Sexual education and HIV prevention messages also need to reach young people, and this also has been lacking, she continues.
"For the most part, in North Carolina and the South, the schools do not take the lead in providing health education around transmission of disease through sex, so there’s a huge gap there," Foust says. "I think that’s one of the things that is contributing to the lack of awareness in our young people who have sex."
North Carolina and the state’s long-standing minority colleges are collaborating in a program called Project Commit to Prevent, which provides peer education training for HIV counseling and testing.
Close to 40,000 students are enrolled at the 12 institutions, which are participating in Project Commit to Prevent, says Phyllis Gray, MPH, project manager for the North Carolina Division of Public Health in Raleigh. Gray is in charge of the project. North Carolina has more historically minority colleges and universities — most of which date back more than 100 years — than any other state, she says.
HIV and STD data show that these institutions typically are located in counties in which there are high rates of HIV and STDs, Gray explains. "When you look at who these communities are, you see they are communities of color; and when you look at the data in general and see who is disproportionately affected by this disease, you see they are communities of color. It only makes sense to go to these universities and ask them to use the strength they have to not only focus on student populations, but in time, to work with us in reaching the larger populations around their campus," she says.

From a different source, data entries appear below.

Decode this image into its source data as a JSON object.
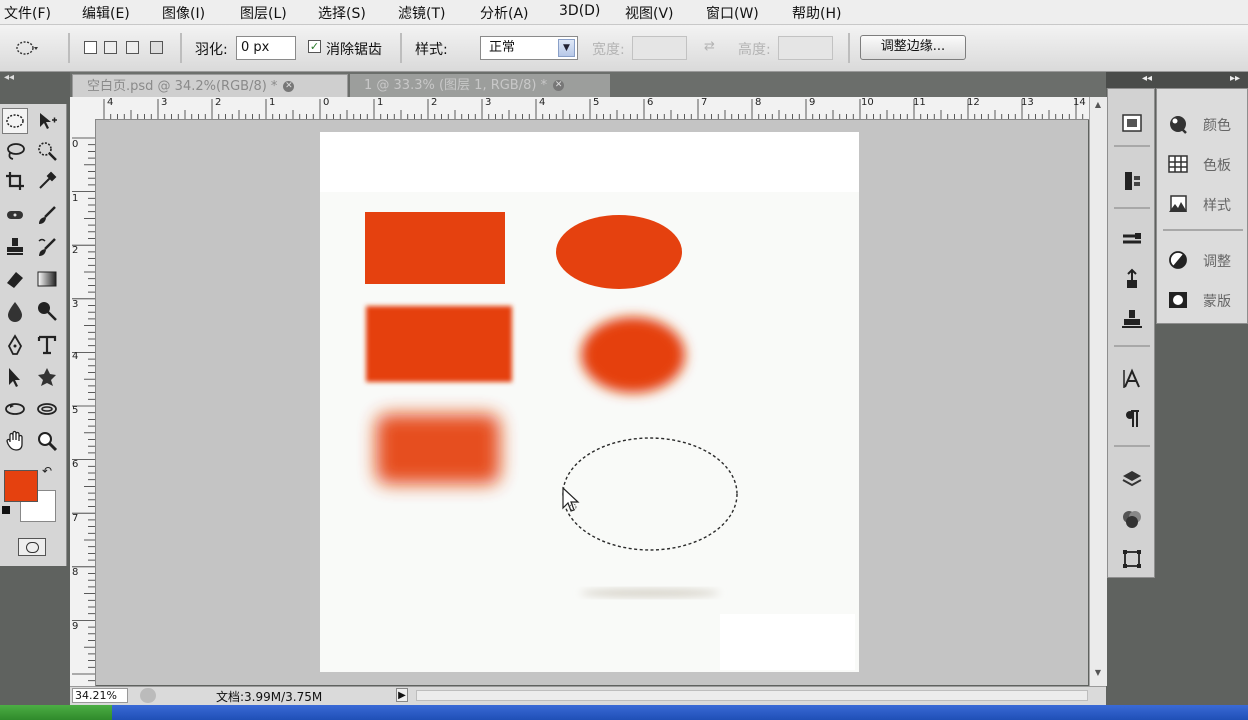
{
  "menubar": {
    "items": [
      "文件(F)",
      "编辑(E)",
      "图像(I)",
      "图层(L)",
      "选择(S)",
      "滤镜(T)",
      "分析(A)",
      "3D(D)",
      "视图(V)",
      "窗口(W)",
      "帮助(H)"
    ]
  },
  "options": {
    "feather_label": "羽化:",
    "feather_value": "0 px",
    "antialias_label": "消除锯齿",
    "antialias_checked": true,
    "style_label": "样式:",
    "style_value": "正常",
    "width_label": "宽度:",
    "height_label": "高度:",
    "refine_edge_button": "调整边缘..."
  },
  "tabs": [
    {
      "label": "空白页.psd @ 34.2%(RGB/8) *",
      "active": true
    },
    {
      "label": "1 @ 33.3% (图层 1, RGB/8) *",
      "active": false
    }
  ],
  "rulers": {
    "horizontal": [
      "4",
      "3",
      "2",
      "1",
      "0",
      "1",
      "2",
      "3",
      "4",
      "5",
      "6",
      "7",
      "8",
      "9",
      "10",
      "11",
      "12",
      "13",
      "14"
    ],
    "vertical": [
      "0",
      "1",
      "2",
      "3",
      "4",
      "5",
      "6",
      "7",
      "8",
      "9"
    ]
  },
  "status": {
    "zoom": "34.21%",
    "doc_label": "文档:3.99M/3.75M"
  },
  "colors": {
    "foreground": "#e5410f",
    "background": "#ffffff",
    "shape_orange": "#e5410f",
    "workspace_gray": "#c4c4c4"
  },
  "panels": [
    {
      "label": "颜色",
      "icon": "color-wheel-icon"
    },
    {
      "label": "色板",
      "icon": "swatches-icon"
    },
    {
      "label": "样式",
      "icon": "styles-icon"
    },
    {
      "label": "调整",
      "icon": "adjustments-icon"
    },
    {
      "label": "蒙版",
      "icon": "masks-icon"
    }
  ]
}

North Carolina public health officials contacted the 11 black colleges and the one Native American college in the state and began to work with them to enhance on-campus counseling and testing options and prevention education.
While public health officials anticipate that this program will have a positive impact on the HIV epidemic’s spread among college students, they also plan to implement changes suggested by the CDC after the investigators have completed their research and report.
1. Pilcher C, McPherson JT, Leone PA, et al. Real-time, universal screening for acute and early HIV infection in a routine HIV counseling and testing population using multistage pooling and RNA PCR: Cost-effective, specific, and feasible. Presented at the 9th Conference on Retroviruses and Opportunistic Infections. Seattle; February 2002. Poster 359-M.
2. Hightow LB, Leone PA, MacDonald P, et al. Are colleges high transmission areas in the rural Southeast? Insights from acute HIV surveillance. Presented at the 41st annual meeting of the Infectious Diseases Society of America. San Diego; Oct. 9-12, 2003. Abstract 608.